I am a big fan of the Disqus commenting system and have completely bought into it for my own personal blog. While the free package is everything that I could need, they do have a paid version that has a lot of fun additions to it that I would love to have a hold of and have been jealous that I could not get to use yet.
To my joy, Disqus is now rolling out a 2012 package for free that includes several new goodies!
The focus is to offer a commenting system that promotes community, discussion, and furthering of the content written.
Disqus 2012 Commenting System
Here is a quick overview from their website of what the Disqus 2012 commenting system will include:
- Frictionless. The goal is to have a very fluid experience in Disqus. The new Disqus is truly realtime — their approach tries to take some of the best pieces of fast-paced chat and combine it with the structured depth of topical conversations.
- Quality. Today, Disqus uses “Likes” as a way to give others a lightweight virtual wink. In Disqus 2012, they decided to expand on this with voting actions. With voting, the new Disqus encourages richer discussions to form by letting the community surface the best comments. By pairing this with a smarter scoring system, Disqus will help maintain quality discussions — but without silencing simply less popular opinions.

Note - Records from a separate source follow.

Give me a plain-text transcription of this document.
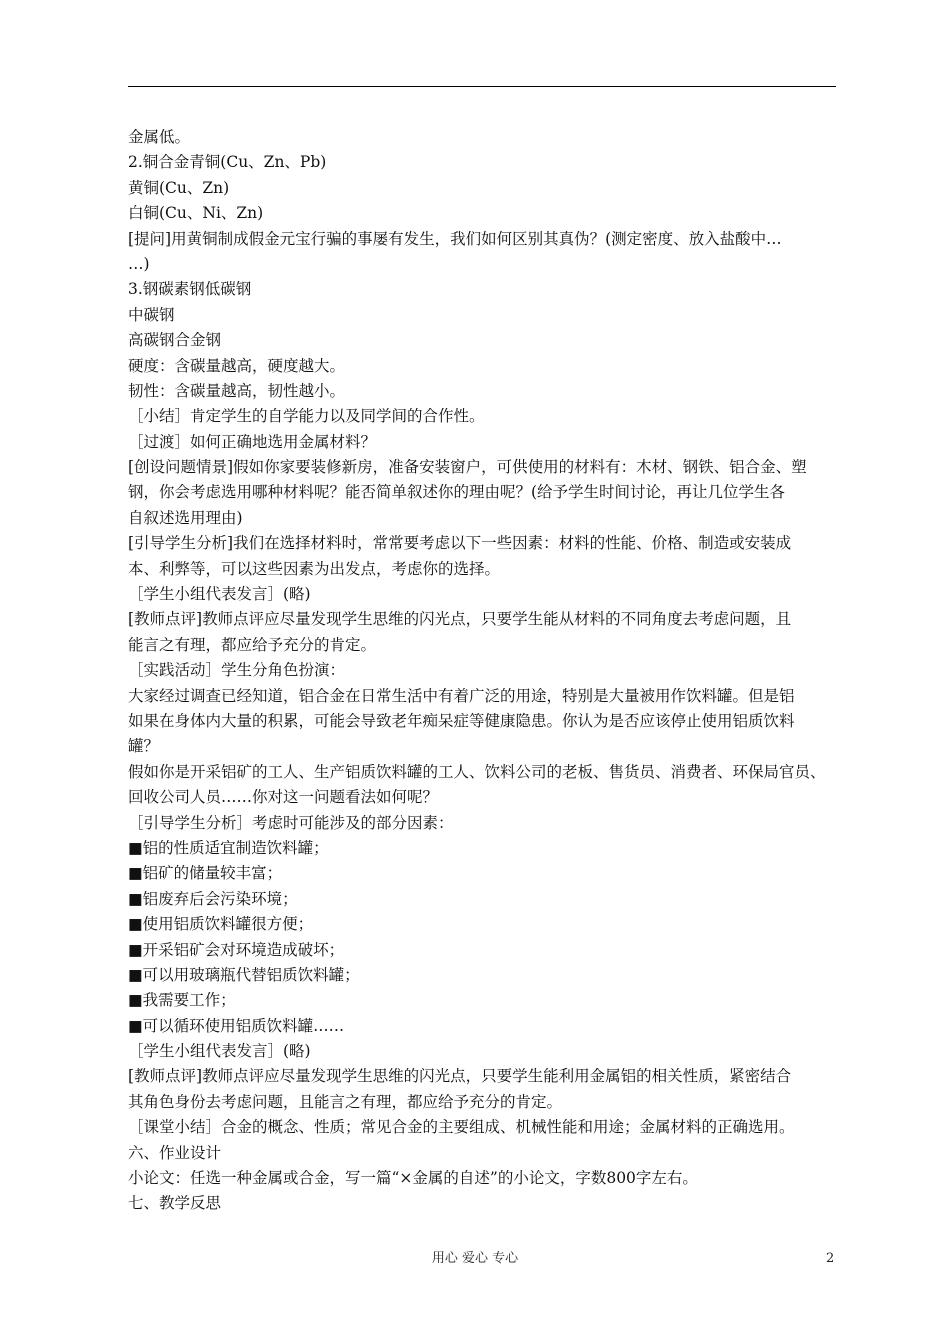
金属低。
2.铜合金青铜(Cu、Zn、Pb)
黄铜(Cu、Zn)
白铜(Cu、Ni、Zn)
[提问]用黄铜制成假金元宝行骗的事屡有发生，我们如何区别其真伪？(测定密度、放入盐酸中…
…)
3.钢碳素钢低碳钢
中碳钢
高碳钢合金钢
硬度：含碳量越高，硬度越大。
韧性：含碳量越高，韧性越小。
［小结］肯定学生的自学能力以及同学间的合作性。
［过渡］如何正确地选用金属材料？
[创设问题情景]假如你家要装修新房，准备安装窗户，可供使用的材料有：木材、钢铁、铝合金、塑
钢，你会考虑选用哪种材料呢？能否简单叙述你的理由呢？(给予学生时间讨论，再让几位学生各
自叙述选用理由)
[引导学生分析]我们在选择材料时，常常要考虑以下一些因素：材料的性能、价格、制造或安装成
本、利弊等，可以这些因素为出发点，考虑你的选择。
［学生小组代表发言］(略)
[教师点评]教师点评应尽量发现学生思维的闪光点，只要学生能从材料的不同角度去考虑问题，且
能言之有理，都应给予充分的肯定。
［实践活动］学生分角色扮演：
大家经过调查已经知道，铝合金在日常生活中有着广泛的用途，特别是大量被用作饮料罐。但是铝
如果在身体内大量的积累，可能会导致老年痴呆症等健康隐患。你认为是否应该停止使用铝质饮料
罐？
假如你是开采铝矿的工人、生产铝质饮料罐的工人、饮料公司的老板、售货员、消费者、环保局官员、
回收公司人员……你对这一问题看法如何呢？
［引导学生分析］考虑时可能涉及的部分因素：
■铝的性质适宜制造饮料罐；
■铝矿的储量较丰富；
■铝废弃后会污染环境；
■使用铝质饮料罐很方便；
■开采铝矿会对环境造成破坏；
■可以用玻璃瓶代替铝质饮料罐；
■我需要工作；
■可以循环使用铝质饮料罐……
［学生小组代表发言］(略)
[教师点评]教师点评应尽量发现学生思维的闪光点，只要学生能利用金属铝的相关性质，紧密结合
其角色身份去考虑问题，且能言之有理，都应给予充分的肯定。
［课堂小结］合金的概念、性质；常见合金的主要组成、机械性能和用途；金属材料的正确选用。
六、作业设计
小论文：任选一种金属或合金，写一篇“×金属的自述”的小论文，字数800字左右。
七、教学反思
用心 爱心 专心	2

- Personalized. They’re debuting My Disqus — a new personal view for people to stay on top of their conversations wherever they are. This is integrated right into the platform itself, so people will never have to leave the current page.

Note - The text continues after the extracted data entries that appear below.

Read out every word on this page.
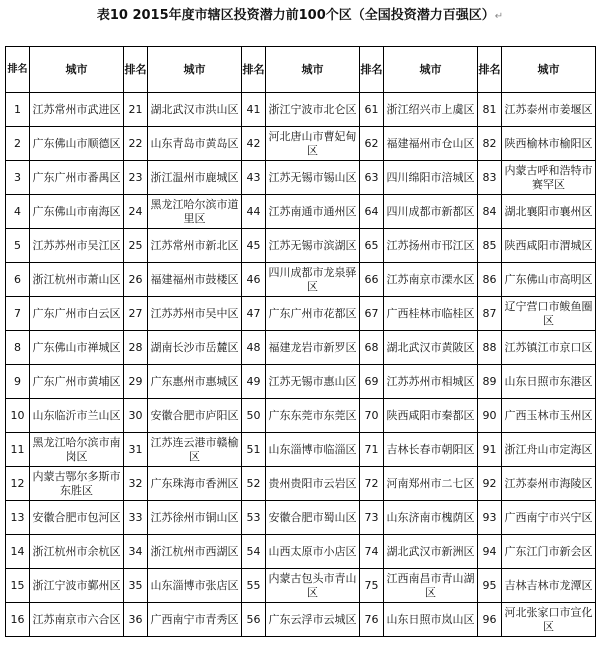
表10 2015年度市辖区投资潜力前100个区（全国投资潜力百强区）↵
排名	城市	排名	城市	排名	城市	排名	城市	排名	城市
1	江苏常州市武进区	21	湖北武汉市洪山区	41	浙江宁波市北仑区	61	浙江绍兴市上虞区	81	江苏泰州市姜堰区
2	广东佛山市顺德区	22	山东青岛市黄岛区	42	河北唐山市曹妃甸区	62	福建福州市仓山区	82	陕西榆林市榆阳区
3	广东广州市番禺区	23	浙江温州市鹿城区	43	江苏无锡市锡山区	63	四川绵阳市涪城区	83	内蒙古呼和浩特市赛罕区
4	广东佛山市南海区	24	黑龙江哈尔滨市道里区	44	江苏南通市通州区	64	四川成都市新都区	84	湖北襄阳市襄州区
5	江苏苏州市吴江区	25	江苏常州市新北区	45	江苏无锡市滨湖区	65	江苏扬州市邗江区	85	陕西咸阳市渭城区
6	浙江杭州市萧山区	26	福建福州市鼓楼区	46	四川成都市龙泉驿区	66	江苏南京市溧水区	86	广东佛山市高明区
7	广东广州市白云区	27	江苏苏州市吴中区	47	广东广州市花都区	67	广西桂林市临桂区	87	辽宁营口市鲅鱼圈区
8	广东佛山市禅城区	28	湖南长沙市岳麓区	48	福建龙岩市新罗区	68	湖北武汉市黄陂区	88	江苏镇江市京口区
9	广东广州市黄埔区	29	广东惠州市惠城区	49	江苏无锡市惠山区	69	江苏苏州市相城区	89	山东日照市东港区
10	山东临沂市兰山区	30	安徽合肥市庐阳区	50	广东东莞市东莞区	70	陕西咸阳市秦都区	90	广西玉林市玉州区
11	黑龙江哈尔滨市南岗区	31	江苏连云港市赣榆区	51	山东淄博市临淄区	71	吉林长春市朝阳区	91	浙江舟山市定海区
12	内蒙古鄂尔多斯市东胜区	32	广东珠海市香洲区	52	贵州贵阳市云岩区	72	河南郑州市二七区	92	江苏泰州市海陵区
13	安徽合肥市包河区	33	江苏徐州市铜山区	53	安徽合肥市蜀山区	73	山东济南市槐荫区	93	广西南宁市兴宁区
14	浙江杭州市余杭区	34	浙江杭州市西湖区	54	山西太原市小店区	74	湖北武汉市新洲区	94	广东江门市新会区
15	浙江宁波市鄞州区	35	山东淄博市张店区	55	内蒙古包头市青山区	75	江西南昌市青山湖区	95	吉林吉林市龙潭区
16	江苏南京市六合区	36	广西南宁市青秀区	56	广东云浮市云城区	76	山东日照市岚山区	96	河北张家口市宣化区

- Discovery. Disqus 2012 will help websites better connect with their audiences. One of the first features to work toward this is the new Community view. This new view shows off the website’s top participants as well as some of the hottest discussions happening right now.
What commenting system do you use for your blog?
[Image via Disqus]
Matthew Snider says
I have ALWAYS Hated 3rd party commenting systems, always. BUT this may be the push.

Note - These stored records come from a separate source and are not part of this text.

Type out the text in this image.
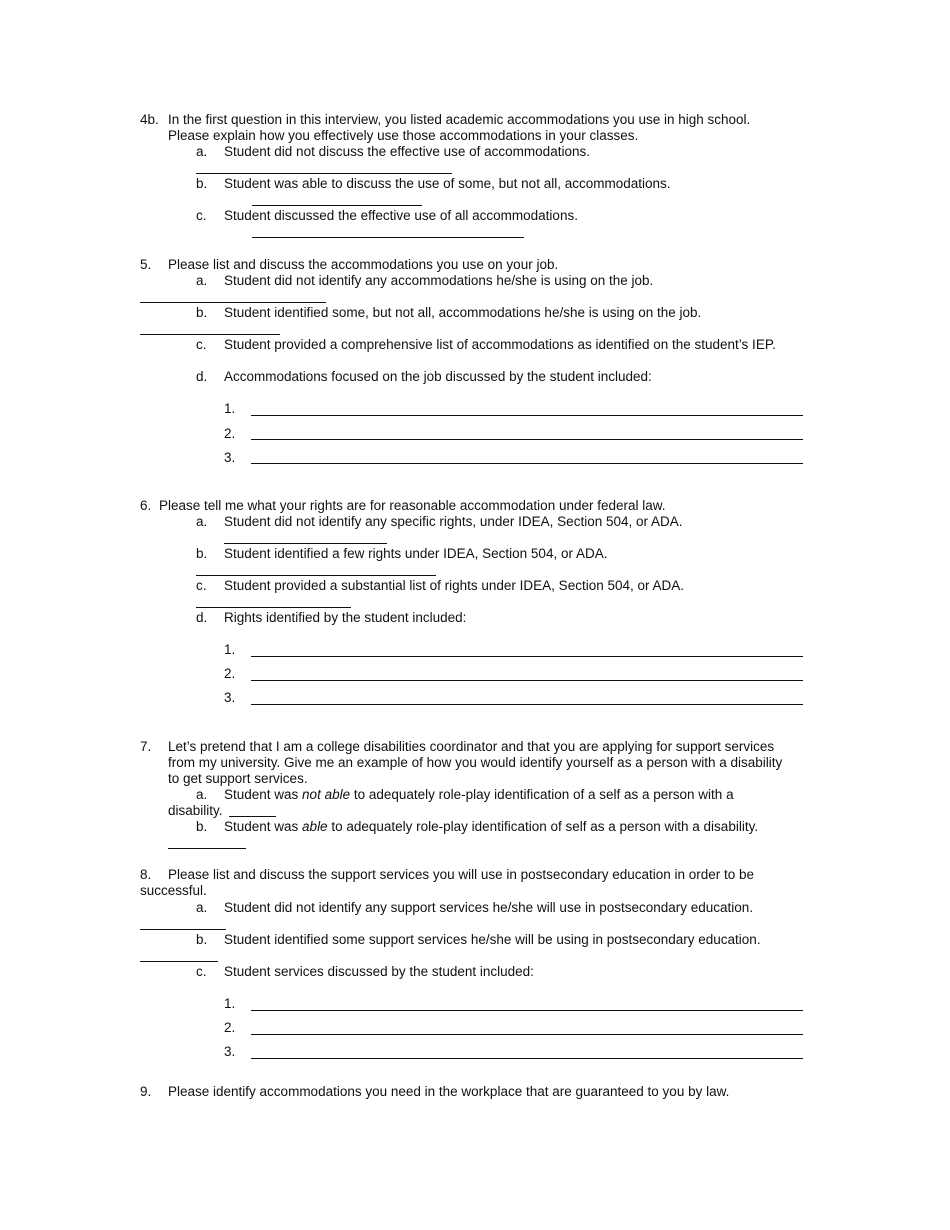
4b. In the first question in this interview, you listed academic accommodations you use in high school.
Please explain how you effectively use those accommodations in your classes.
a. Student did not discuss the effective use of accommodations.
b. Student was able to discuss the use of some, but not all, accommodations.
c. Student discussed the effective use of all accommodations.
5. Please list and discuss the accommodations you use on your job.
a. Student did not identify any accommodations he/she is using on the job.
b. Student identified some, but not all, accommodations he/she is using on the job.
c. Student provided a comprehensive list of accommodations as identified on the student’s IEP.
d. Accommodations focused on the job discussed by the student included:
1.
2.
3.
6. Please tell me what your rights are for reasonable accommodation under federal law.
a. Student did not identify any specific rights, under IDEA, Section 504, or ADA.
b. Student identified a few rights under IDEA, Section 504, or ADA.
c. Student provided a substantial list of rights under IDEA, Section 504, or ADA.
d. Rights identified by the student included:
1.
2.
3.
7. Let’s pretend that I am a college disabilities coordinator and that you are applying for support services
from my university. Give me an example of how you would identify yourself as a person with a disability
to get support services.
a. Student was not able to adequately role-play identification of a self as a person with a
disability.
b. Student was able to adequately role-play identification of self as a person with a disability.
8. Please list and discuss the support services you will use in postsecondary education in order to be
successful.
a. Student did not identify any support services he/she will use in postsecondary education.
b. Student identified some support services he/she will be using in postsecondary education.
c. Student services discussed by the student included:
1.
2.
3.
9. Please identify accommodations you need in the workplace that are guaranteed to you by law.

I have helped multiple clients deal with thousands, yes thousands of lost clients with Disqus but these changes look promising.
My only downside to it now is it is still a 3rd party script that my readers will need to wait on.
Jeremy Smith says
Does this mean you might adopt it?
Eric J says
I also am wary of 3rd party commenting systems, i’m afraid to give up controll of our comments. Also our site already has WAY too much javascript running as it is for the ad servers.
Jeremy Smith says
I definitely think that the javascript issue is something to take into account. I have yet to have an issue, but am not running the same traffic that churchmag does.
Michael Hyatt says
I love Disqus, so I installed this update a few weeks ago. I uninstalled it in less than an hour, because it hosed my custom CSS. I had used this to color code my comments and those of my Community Leaders. I haven’t checked back to see if they have fixed that.
Jeremy Smith says
The CSS issue is a huge thing and definitely something to take into consideration. Great point!